Patrick Lagacé

Archive de la catégorie ‘Gens beaux zé célèbres’

Marc-Yvan Côté a été ministre du Parti libéral du Québec. Il a été organisateur pour le Parti libéral du Canada. Quand son nom est sorti à la Commission Gomery qui se penchait sur le scandale des commandites, il a été sanctionné par le PLC : suspendu à vie par Paul Martin, alors premier ministre.

Pourquoi son nom était-il sorti à la Commission Gomery ? Pour une affaire d’argent cash lors de l’élection fédérale de 1997. Extrait du site de TVA Nouvelles :

L’ancien organisateur libéral a accepté 120 000$ en argent comptant de la part du directeur général du PLC, Michel Béliveau, lors des élections de 1997.

M. Côté explique qu’il est seulement coupable d’avoir fait confiance au directeur de son parti.
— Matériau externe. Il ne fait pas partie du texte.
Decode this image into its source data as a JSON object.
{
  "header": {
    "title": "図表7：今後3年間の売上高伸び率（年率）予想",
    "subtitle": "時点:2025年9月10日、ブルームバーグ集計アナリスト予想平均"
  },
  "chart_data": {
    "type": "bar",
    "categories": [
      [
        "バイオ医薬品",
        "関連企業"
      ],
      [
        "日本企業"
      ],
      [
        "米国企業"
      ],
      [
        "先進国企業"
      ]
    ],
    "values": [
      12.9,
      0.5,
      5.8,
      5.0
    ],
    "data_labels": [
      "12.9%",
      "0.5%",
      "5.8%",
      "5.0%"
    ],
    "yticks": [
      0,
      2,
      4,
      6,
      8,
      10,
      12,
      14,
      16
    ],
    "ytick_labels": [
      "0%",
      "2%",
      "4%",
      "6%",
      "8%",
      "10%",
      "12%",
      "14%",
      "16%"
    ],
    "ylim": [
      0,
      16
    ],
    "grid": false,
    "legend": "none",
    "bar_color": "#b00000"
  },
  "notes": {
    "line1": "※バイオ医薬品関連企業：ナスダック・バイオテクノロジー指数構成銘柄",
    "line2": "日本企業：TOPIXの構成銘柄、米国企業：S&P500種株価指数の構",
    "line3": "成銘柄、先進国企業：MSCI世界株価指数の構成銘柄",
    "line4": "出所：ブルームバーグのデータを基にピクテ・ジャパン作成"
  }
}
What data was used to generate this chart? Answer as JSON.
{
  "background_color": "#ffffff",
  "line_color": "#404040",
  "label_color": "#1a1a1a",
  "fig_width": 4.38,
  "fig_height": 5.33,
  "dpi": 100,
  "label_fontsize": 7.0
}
Il ajoute qu’il n’a jamais sollicité ces fonds ni tiré profit personnellement de cet argent.

Ce cash était, nous résumait la CBC, pour distribuer à des travailleurs d’élection libéraux. Et à des candidats libéraux, selon Radio-Canada. Toujours selon ce résumé de 2005 des audiences de Gomery de Radio-Canada, M. Côté a dit au juge Gomery à propos de cette façon de faire qu’il s’agissait d’une « erreur ».

Bon. Ça, c’était en 2005.

Fast forward à 2012. L’émission Enquête recueille les confessions de Gilles Cloutier, le même Gilles Cloutier qui a commencé à témoigner chez la juge Charbonneau lundi le 30 avril. Il raconte à Marie-Maude Denis que son patron chez Roche était… Marc-Yvan Côté, le même Marc-Yvan Côté qui s’était retrouvé chez le juge John Gomery. Dans les histoires de Cloutier, M. Côté apparaît dans ces histoires de financement occulte d’élections clé en main. Gilles Cloutier a déclaré aujourd’hui que c’est Marc-Yvan Côté qui a donné le feu vert quand, selon ses dires, Frank Zampino a demandé 100 000$ cash de Roche, avant l’élection municipale montréalaise de 2001. M. Côté, selon M. Cloutier, aurait même été présent lors d’une rencontre avec Frank Zampino, à ce sujet.

Donc, résumons :

En huit ans, Marc-Yvan Côté a été impliqué dans deux commissions d’enquête différentes dans des histoires de financement de campagnes électorales par des moyens occultes impliquant du cash. Si on se fie à ce que raconte Gilles Cloutier chez la juge Charbonneau, M. Côté n’a pas appris de son « erreur » de 1997, telle que confessée chez le juge Gomery.

C’est tout.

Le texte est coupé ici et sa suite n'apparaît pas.